Since 1900, Americans have gained 30 years of life expectancy — a wonderful thing.   But living longer isn’t just about extending old age. “We have to carefully redesign the whole life cycle,” said Stanford psychologist Laura Carstensen. “We need to improve the quality of life for all ages.”  In her vision, people will be working longer, but better – maybe fewer hours a week.  Leisure doesn’t have to begin at 65.

Being part of the culture of change is imperative yet many are excluded from it. Among other things, this creates a poverty of ideas. Kalimah Priforce of Qeyno Labs in Oakland runs minority-focused hack-a-thons. “These kids design different apps because they have different needs,” he said. Instead of a pizza delivery app, one girl built an app to help stop trafficking of young women.

Coffee break at Uncharted 2014; Photo by Nancy Rubin
Coffee break at Uncharted 2014; Photo by Nancy Rubin

And in the midst of so much change, what does it mean to be ourselves relative to robots and artificial intelligence that are becoming increasingly sophisticated thanks to the networked “robo-brain” in the cloud? Or in social media environments that both facilitate and control our communication?
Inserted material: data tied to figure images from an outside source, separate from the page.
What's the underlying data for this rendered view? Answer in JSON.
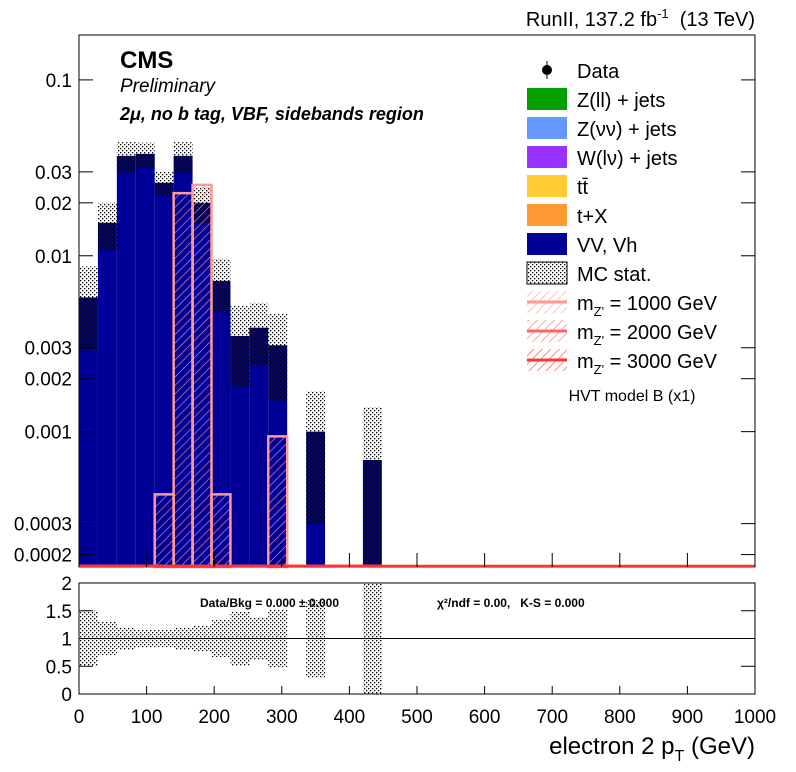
{
  "chart_data": {
    "type": "histogram",
    "lumi": [
      "RunII, 137.2 fb",
      "-1",
      "  (13 TeV)"
    ],
    "experiment": "CMS",
    "status": "Preliminary",
    "region": "2μ, no b tag, VBF, sidebands region",
    "model_note": "HVT model B (x1)",
    "x_label": [
      "electron 2 p",
      "T",
      " (GeV)"
    ],
    "bins": [
      0,
      28,
      56,
      84,
      112,
      140,
      168,
      196,
      224,
      252,
      280,
      308,
      336,
      364,
      392,
      420,
      448
    ],
    "xlim": [
      0,
      1000
    ],
    "xticks": [
      0,
      100,
      200,
      300,
      400,
      500,
      600,
      700,
      800,
      900,
      1000
    ],
    "ylim": [
      0.00017,
      0.18
    ],
    "log_y": true,
    "yticks": [
      0.1,
      0.03,
      0.02,
      0.01,
      0.003,
      0.002,
      0.001,
      0.0003,
      0.0002
    ],
    "data": {
      "name": "Data",
      "color": "#000000"
    },
    "series": [
      {
        "name": "Z(ll) + jets",
        "color": "#00a000",
        "values": [
          0,
          0,
          0,
          0,
          0,
          0,
          0,
          0,
          0,
          0,
          0,
          0,
          0,
          0,
          0,
          0
        ]
      },
      {
        "name": "Z(νν) + jets",
        "color": "#6699ff",
        "values": [
          0,
          0,
          0,
          0,
          0,
          0,
          0,
          0,
          0,
          0,
          0,
          0,
          0,
          0,
          0,
          0
        ]
      },
      {
        "name": "W(lν) + jets",
        "color": "#9933ff",
        "values": [
          0,
          0,
          0,
          0,
          0,
          0,
          0,
          0,
          0,
          0,
          0,
          0,
          0,
          0,
          0,
          0
        ]
      },
      {
        "name": "tt̄",
        "color": "#ffcc33",
        "values": [
          0,
          0,
          0,
          0,
          0,
          0,
          0,
          0,
          0,
          0,
          0,
          0,
          0,
          0,
          0,
          0
        ]
      },
      {
        "name": "t+X",
        "color": "#ff9933",
        "values": [
          0,
          0,
          0,
          0,
          0,
          0,
          0,
          0,
          0,
          0,
          0,
          0,
          0,
          0,
          0,
          0
        ]
      },
      {
        "name": "VV, Vh",
        "color": "#000099",
        "values": [
          0.0058,
          0.0154,
          0.037,
          0.038,
          0.026,
          0.037,
          0.02,
          0.0072,
          0.0035,
          0.0039,
          0.0031,
          0,
          0.001,
          0,
          0,
          0.00069
        ]
      }
    ],
    "mc_stat": {
      "name": "MC stat.",
      "errors": [
        0.0029,
        0.0046,
        0.0073,
        0.006,
        0.004,
        0.0073,
        0.0046,
        0.0024,
        0.0017,
        0.0015,
        0.0016,
        0,
        0.0007,
        0,
        0,
        0.00069
      ]
    },
    "signals": [
      {
        "name": "m",
        "name_sub": "Z'",
        "name_rest": " = 1000 GeV",
        "color": "#ff9999",
        "values": [
          0,
          0,
          0,
          0,
          0.00044,
          0.0227,
          0.0253,
          0.00044,
          0,
          0,
          0.00094,
          0,
          0,
          0,
          0,
          0
        ]
      },
      {
        "name": "m",
        "name_sub": "Z'",
        "name_rest": " = 2000 GeV",
        "color": "#ff6666",
        "values": [
          0,
          0,
          0,
          0,
          0,
          0,
          0,
          0,
          0,
          0,
          0,
          0,
          0,
          0,
          0,
          0
        ]
      },
      {
        "name": "m",
        "name_sub": "Z'",
        "name_rest": " = 3000 GeV",
        "color": "#ff3333",
        "values": [
          0,
          0,
          0,
          0,
          0,
          0,
          0,
          0,
          0,
          0,
          0,
          0,
          0,
          0,
          0,
          0
        ]
      }
    ],
    "ratio": {
      "ylim": [
        0,
        2
      ],
      "yticks": [
        0,
        0.5,
        1,
        1.5,
        2
      ],
      "reference": 1,
      "texts": [
        "Data/Bkg = 0.000 ± 0.000",
        "χ²/ndf = 0.00,   K-S = 0.000"
      ]
    }
  }
}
For Kate Losse, author and former Facebook employee who used to write Mark Zuckerberg’s posts, the answer has been to start her own simple website where she can publish one article and control how it is framed instead of having her expression shaped by the algorithms on Facebook that choose what goes when, where.   “The algorithm is a blunt instrument,” she said.
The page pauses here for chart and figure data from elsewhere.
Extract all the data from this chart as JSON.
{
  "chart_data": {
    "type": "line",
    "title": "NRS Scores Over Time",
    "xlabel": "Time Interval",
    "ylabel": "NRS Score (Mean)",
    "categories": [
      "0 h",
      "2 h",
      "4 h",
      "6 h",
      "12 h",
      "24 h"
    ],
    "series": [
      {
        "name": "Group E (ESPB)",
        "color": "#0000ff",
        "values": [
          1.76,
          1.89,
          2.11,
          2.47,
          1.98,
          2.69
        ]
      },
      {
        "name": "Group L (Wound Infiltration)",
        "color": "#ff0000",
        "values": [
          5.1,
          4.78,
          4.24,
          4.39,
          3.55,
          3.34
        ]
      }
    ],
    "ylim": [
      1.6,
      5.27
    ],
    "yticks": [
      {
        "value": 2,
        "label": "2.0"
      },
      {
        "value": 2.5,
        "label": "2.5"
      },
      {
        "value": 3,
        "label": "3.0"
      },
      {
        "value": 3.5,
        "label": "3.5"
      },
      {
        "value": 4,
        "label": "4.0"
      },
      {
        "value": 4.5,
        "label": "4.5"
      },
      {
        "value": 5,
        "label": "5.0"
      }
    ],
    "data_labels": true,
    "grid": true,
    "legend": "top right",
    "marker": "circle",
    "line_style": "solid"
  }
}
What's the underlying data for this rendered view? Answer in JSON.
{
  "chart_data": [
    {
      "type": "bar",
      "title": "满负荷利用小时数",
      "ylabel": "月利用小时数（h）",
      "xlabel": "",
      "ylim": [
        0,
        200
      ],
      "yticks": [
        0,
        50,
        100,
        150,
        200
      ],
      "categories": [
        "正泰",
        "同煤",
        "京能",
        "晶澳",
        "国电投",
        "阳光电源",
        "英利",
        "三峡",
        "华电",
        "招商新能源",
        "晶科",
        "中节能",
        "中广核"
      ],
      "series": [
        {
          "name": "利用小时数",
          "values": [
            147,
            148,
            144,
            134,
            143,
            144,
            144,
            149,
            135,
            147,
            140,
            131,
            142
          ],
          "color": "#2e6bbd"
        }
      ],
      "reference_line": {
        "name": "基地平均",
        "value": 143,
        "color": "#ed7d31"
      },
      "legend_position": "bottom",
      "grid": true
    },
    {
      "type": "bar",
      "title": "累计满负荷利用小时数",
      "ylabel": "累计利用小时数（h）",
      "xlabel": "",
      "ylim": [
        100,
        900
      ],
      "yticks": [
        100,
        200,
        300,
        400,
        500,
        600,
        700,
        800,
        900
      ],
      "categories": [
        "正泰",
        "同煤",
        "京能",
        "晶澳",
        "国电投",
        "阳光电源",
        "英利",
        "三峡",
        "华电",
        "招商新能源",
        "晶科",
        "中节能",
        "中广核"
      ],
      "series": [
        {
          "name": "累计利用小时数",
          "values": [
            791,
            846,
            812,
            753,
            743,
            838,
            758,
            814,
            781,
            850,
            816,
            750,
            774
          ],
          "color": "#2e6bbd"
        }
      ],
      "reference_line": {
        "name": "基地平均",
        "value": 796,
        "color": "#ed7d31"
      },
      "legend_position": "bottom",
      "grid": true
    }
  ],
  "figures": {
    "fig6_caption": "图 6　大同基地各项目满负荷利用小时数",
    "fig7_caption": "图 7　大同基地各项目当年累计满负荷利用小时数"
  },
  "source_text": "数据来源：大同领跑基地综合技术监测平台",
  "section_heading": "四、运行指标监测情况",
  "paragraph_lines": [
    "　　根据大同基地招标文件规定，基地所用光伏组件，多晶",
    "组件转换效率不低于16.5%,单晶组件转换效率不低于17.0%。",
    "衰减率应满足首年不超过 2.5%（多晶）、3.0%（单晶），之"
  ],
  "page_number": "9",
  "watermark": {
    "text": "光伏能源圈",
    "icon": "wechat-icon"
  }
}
As for robots, it’s somewhat reassuring to know that “saying something interesting is a deeper problem than saying something true,” according to Brian Christian, author of The Most Human Human. In other words,  the open-channel communication that takes place in a cafe or bar when we naturally process sensory input and memories while we converse requires “theory of mind,” something computers definitely lack. But as the “robo-brain” acquires vast amounts of data and well-tested algorithms to process it, we may think we’re more like robots than we really are.

When asked whether it was possible to encode ethical behavior into machines, Ken Goldberg, a robotics scientist and artist from U.C. Berkeley, said that humans also have ethical challenges. “Do you swerve to avoid the old lady, or the child?” Goldberg said computers do not have initiative. “But we have to be careful how we program them.”
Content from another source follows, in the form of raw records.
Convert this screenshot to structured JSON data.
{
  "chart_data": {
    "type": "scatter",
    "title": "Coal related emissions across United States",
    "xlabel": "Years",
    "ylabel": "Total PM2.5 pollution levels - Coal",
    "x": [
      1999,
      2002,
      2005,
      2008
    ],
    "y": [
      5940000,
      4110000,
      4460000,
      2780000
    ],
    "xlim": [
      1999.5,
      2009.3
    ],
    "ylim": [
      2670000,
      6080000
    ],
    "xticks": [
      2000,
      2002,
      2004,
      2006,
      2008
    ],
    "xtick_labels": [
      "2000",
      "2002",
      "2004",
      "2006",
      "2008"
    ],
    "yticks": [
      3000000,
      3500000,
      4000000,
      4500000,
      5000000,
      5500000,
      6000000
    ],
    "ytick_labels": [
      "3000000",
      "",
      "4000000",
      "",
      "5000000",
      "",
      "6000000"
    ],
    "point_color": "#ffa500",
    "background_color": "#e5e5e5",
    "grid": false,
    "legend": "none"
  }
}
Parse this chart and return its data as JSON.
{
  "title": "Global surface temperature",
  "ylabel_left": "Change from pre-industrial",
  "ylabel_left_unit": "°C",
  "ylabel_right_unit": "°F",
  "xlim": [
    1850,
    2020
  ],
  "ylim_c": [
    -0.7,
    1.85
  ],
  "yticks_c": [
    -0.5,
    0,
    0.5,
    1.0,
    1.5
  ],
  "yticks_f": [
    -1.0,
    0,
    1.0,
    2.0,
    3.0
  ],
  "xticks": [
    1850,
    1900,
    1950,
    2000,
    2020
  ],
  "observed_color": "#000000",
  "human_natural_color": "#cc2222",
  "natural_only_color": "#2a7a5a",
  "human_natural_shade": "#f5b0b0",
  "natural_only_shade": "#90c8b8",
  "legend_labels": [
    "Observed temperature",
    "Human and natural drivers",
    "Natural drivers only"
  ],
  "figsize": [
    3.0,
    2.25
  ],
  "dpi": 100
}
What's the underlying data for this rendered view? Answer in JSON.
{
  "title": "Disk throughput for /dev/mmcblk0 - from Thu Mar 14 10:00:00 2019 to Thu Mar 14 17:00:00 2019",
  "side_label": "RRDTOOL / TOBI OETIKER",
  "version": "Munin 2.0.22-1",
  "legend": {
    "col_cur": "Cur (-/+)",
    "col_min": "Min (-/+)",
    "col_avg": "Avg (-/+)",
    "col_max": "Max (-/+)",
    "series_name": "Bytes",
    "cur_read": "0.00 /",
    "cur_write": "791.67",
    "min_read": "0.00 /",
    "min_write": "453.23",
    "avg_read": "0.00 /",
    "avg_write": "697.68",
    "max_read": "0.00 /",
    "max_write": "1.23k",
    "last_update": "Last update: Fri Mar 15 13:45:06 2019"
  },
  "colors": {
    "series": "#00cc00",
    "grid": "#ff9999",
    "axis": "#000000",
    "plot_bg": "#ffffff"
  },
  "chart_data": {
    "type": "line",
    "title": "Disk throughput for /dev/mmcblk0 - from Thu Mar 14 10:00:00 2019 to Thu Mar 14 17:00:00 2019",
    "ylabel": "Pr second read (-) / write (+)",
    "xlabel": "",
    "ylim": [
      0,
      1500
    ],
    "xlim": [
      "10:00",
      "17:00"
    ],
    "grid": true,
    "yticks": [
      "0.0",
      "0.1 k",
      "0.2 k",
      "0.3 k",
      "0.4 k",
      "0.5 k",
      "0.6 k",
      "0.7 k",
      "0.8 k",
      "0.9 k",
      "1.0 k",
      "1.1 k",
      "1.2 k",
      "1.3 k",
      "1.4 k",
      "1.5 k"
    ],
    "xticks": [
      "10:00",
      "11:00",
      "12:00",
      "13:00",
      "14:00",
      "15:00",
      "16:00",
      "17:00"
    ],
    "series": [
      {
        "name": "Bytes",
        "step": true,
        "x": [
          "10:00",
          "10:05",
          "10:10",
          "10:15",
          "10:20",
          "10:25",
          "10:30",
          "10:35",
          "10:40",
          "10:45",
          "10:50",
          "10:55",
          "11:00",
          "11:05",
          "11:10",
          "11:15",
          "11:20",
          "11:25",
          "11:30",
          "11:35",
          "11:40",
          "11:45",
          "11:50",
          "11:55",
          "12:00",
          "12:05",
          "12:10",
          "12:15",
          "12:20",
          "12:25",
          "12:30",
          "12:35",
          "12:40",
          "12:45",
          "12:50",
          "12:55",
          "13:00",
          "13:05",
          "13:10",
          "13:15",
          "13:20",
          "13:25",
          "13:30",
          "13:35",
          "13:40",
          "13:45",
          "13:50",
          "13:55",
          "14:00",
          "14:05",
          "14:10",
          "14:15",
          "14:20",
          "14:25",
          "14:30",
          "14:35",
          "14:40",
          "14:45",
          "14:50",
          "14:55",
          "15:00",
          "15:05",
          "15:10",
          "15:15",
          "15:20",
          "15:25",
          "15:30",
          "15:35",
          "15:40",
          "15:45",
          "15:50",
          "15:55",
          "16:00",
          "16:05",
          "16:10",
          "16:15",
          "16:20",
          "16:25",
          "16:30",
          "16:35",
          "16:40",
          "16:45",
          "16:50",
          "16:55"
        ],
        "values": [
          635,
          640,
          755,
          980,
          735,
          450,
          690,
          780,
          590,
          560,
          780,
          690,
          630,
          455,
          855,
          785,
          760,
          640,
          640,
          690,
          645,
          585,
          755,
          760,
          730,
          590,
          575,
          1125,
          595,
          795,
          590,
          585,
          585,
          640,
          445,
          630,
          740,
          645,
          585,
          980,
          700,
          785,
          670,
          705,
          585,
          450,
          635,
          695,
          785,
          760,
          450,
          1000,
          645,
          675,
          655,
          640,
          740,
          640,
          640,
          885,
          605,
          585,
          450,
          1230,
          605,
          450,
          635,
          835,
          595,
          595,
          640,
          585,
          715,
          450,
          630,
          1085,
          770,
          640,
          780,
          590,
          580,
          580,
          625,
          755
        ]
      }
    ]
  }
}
Of course language and art are the most mysterious and powerful of human technologies. Sadly, composer John Adams had to cancel his talk on why he makes music. In the wake of protests lat week at the New York opening of his opera The Death of Klinghoffer, about the 1985 hijacking of the Achille Lauro cruise ship by the Palestine Liberation Front,  he needed “to remove himself from the public realm and finish his commissions.” But as the managing director of Berkeley Repertory Theater Susan Medak said, the controversy over the opera showed that music and words “actually do matter.”

Vincent Medina Jr., Uncharted 2014, October 24, 2014; Photo by Nancy Rubin
Vincent Medina recites an Ohlone prayer in the Chochenyo language. Photo by Nancy Rubin

 

 

 

 

 

 

 

 

Among the words that mattered most at Uncharted were those spoken by Vincent Medina, Jr., a young Ohlone Indian. The last two speakers of the Chochenyo language died in the 1930s, and the tongue had been declared dead. But a curious Medina started researching and found forgotten recordings and notes on grammar in the Bancroft Library at U.C. Berkeley.  Now Medina, together with members of his tribe and linguists, have brought Chochenyo back to life. “I like to say the language was asleep and is now being nudged back into consciousness,” Medina said, after reciting a prayer to the creator in Chochenyo. “There are the oldest words of this area that we now call Berkeley.”

Uncharted gave all the ideas I mentioned above and many I didn’t have space for an ecumenical airing.   In the parlance of Brian Christian, it was full duplex — open channel cross talk like in a bar — not the reductive half duplex talk of one at a time messaging, which is what a robot can handle.

In such as atmosphere, easy problems may still be hard (for robots and some of us humans). But hard problems are at least easy to talk about.